I don't know if what I'm saying is accurate, but something in my gut just tells me to take the risk. To say the words no-one has ever said to her. Not even because no-one tried, or was brave enough to, but because no-one knew they were necessary. "You had four amazingly devoted friends and you pushed them away and used them. For what?"

"I— it—" Brittany is just as surprised as I am to hear herself stuttering. She takes a deep, trembling breath, and when she speaks again, eyes glistening determinedly, her voice is composed and crystal-clear. "You clearly don't understand how I operate, Olsen. The Monarchy is more necessary than you think. And you can't just come here and disrupt the peace, thinking that it's the best for everyone."

"The Monarchy's not necessary. And if it is, was it worth driving away the best friends you'll ever find?"

Brittany doesn't speak for the longest time, and every second of this bloated silence is filled with tension and calculations. "It has to be worth it. You can't ruin this for me."

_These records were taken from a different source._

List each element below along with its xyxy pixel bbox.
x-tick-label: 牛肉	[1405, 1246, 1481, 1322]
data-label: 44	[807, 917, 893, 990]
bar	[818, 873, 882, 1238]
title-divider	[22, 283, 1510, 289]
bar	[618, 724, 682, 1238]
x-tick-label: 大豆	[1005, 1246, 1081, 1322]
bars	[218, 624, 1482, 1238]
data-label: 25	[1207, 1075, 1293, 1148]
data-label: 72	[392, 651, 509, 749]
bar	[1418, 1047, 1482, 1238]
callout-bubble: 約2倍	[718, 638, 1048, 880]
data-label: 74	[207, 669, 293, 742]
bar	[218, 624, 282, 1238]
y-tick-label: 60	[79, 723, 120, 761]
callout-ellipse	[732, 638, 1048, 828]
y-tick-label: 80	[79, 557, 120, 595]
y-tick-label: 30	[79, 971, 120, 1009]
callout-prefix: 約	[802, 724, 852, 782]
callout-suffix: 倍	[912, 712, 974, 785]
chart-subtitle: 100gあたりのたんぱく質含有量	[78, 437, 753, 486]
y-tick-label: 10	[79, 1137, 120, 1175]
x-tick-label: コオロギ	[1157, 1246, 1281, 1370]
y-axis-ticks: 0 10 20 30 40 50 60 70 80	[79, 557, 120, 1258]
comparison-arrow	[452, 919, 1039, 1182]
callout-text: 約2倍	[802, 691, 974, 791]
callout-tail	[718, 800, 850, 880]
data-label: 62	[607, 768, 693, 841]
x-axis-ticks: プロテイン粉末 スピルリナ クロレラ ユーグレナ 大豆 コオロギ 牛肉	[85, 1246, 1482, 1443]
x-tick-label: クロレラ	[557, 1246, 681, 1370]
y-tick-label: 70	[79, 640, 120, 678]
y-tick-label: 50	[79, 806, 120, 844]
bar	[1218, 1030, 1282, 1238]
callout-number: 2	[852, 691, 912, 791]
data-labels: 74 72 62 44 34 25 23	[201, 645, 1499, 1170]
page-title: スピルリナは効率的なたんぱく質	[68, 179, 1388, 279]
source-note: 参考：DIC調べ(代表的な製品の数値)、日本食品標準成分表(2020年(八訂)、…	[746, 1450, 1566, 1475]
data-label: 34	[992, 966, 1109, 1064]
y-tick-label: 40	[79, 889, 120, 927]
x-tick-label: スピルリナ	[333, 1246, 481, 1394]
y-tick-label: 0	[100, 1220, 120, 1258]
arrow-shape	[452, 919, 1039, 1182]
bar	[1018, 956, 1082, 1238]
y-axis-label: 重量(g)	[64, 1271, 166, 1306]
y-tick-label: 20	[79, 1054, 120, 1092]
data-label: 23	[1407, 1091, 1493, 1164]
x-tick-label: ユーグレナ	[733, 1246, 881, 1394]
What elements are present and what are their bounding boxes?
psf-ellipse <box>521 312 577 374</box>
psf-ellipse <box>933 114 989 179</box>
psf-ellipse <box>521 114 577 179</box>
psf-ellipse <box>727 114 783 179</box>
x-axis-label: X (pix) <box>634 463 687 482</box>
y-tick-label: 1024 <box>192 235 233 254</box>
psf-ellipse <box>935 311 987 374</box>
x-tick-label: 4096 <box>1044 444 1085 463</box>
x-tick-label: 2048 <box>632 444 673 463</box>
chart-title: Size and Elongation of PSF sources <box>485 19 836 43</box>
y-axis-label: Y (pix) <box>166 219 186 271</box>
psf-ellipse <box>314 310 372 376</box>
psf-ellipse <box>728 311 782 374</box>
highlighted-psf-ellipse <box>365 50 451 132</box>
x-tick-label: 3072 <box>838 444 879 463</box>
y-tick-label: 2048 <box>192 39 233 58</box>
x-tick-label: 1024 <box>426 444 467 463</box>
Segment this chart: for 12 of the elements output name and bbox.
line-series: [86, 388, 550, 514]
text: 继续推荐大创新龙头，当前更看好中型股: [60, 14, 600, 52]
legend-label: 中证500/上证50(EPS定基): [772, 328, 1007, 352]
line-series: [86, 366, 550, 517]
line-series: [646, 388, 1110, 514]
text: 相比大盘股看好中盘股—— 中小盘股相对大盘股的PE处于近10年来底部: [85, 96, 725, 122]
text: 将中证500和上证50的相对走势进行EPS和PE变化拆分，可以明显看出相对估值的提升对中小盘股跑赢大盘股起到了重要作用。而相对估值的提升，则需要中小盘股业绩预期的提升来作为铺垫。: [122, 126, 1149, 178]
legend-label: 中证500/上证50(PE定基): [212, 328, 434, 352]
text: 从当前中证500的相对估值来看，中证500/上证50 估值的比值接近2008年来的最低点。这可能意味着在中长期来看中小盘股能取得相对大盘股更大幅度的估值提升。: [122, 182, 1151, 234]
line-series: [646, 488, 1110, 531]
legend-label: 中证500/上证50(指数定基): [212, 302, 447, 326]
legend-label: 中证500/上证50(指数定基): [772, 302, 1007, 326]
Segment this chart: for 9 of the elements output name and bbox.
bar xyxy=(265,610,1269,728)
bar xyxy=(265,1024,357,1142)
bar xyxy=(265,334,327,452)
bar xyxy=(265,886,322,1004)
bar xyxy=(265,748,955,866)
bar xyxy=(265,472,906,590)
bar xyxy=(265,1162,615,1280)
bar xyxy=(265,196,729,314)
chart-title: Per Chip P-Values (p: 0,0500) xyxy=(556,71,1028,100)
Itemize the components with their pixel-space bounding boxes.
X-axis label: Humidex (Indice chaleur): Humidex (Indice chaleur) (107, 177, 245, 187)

Then I'm not sure what I'm looking at, because Brittany's bright eyes close, and a second later, she's crying. Not sobbing, not even whimpering. She cries the way a soldier cries. Silent and motionless, save for the tears sliding down her cheeks.

I wonder what it would be like to reach for her, hug her, and comfort her.

Of course, I'm clearly not going to blur the lines between enemy and friend when I wouldn't do the same for Terrence, let alone Brittany. I brush the thought quickly away. I don't even acknowledge the breakdown she's having. Brittany doesn't acknowledge her breakdown either — I don't think she allows herself to be weak, ever — instead, choosing to let her tears fall where they may, jaw tensed staunchly.

And she can act as indestructible as she pleases, but for me, this is only further proof of what I realised this morning, listening to Reece and Terrence: somewhere past everyone's complicated personality, must be a soul as vulnerable and haunted as the rest of us.

I'm not sure if that discovery is good or bad.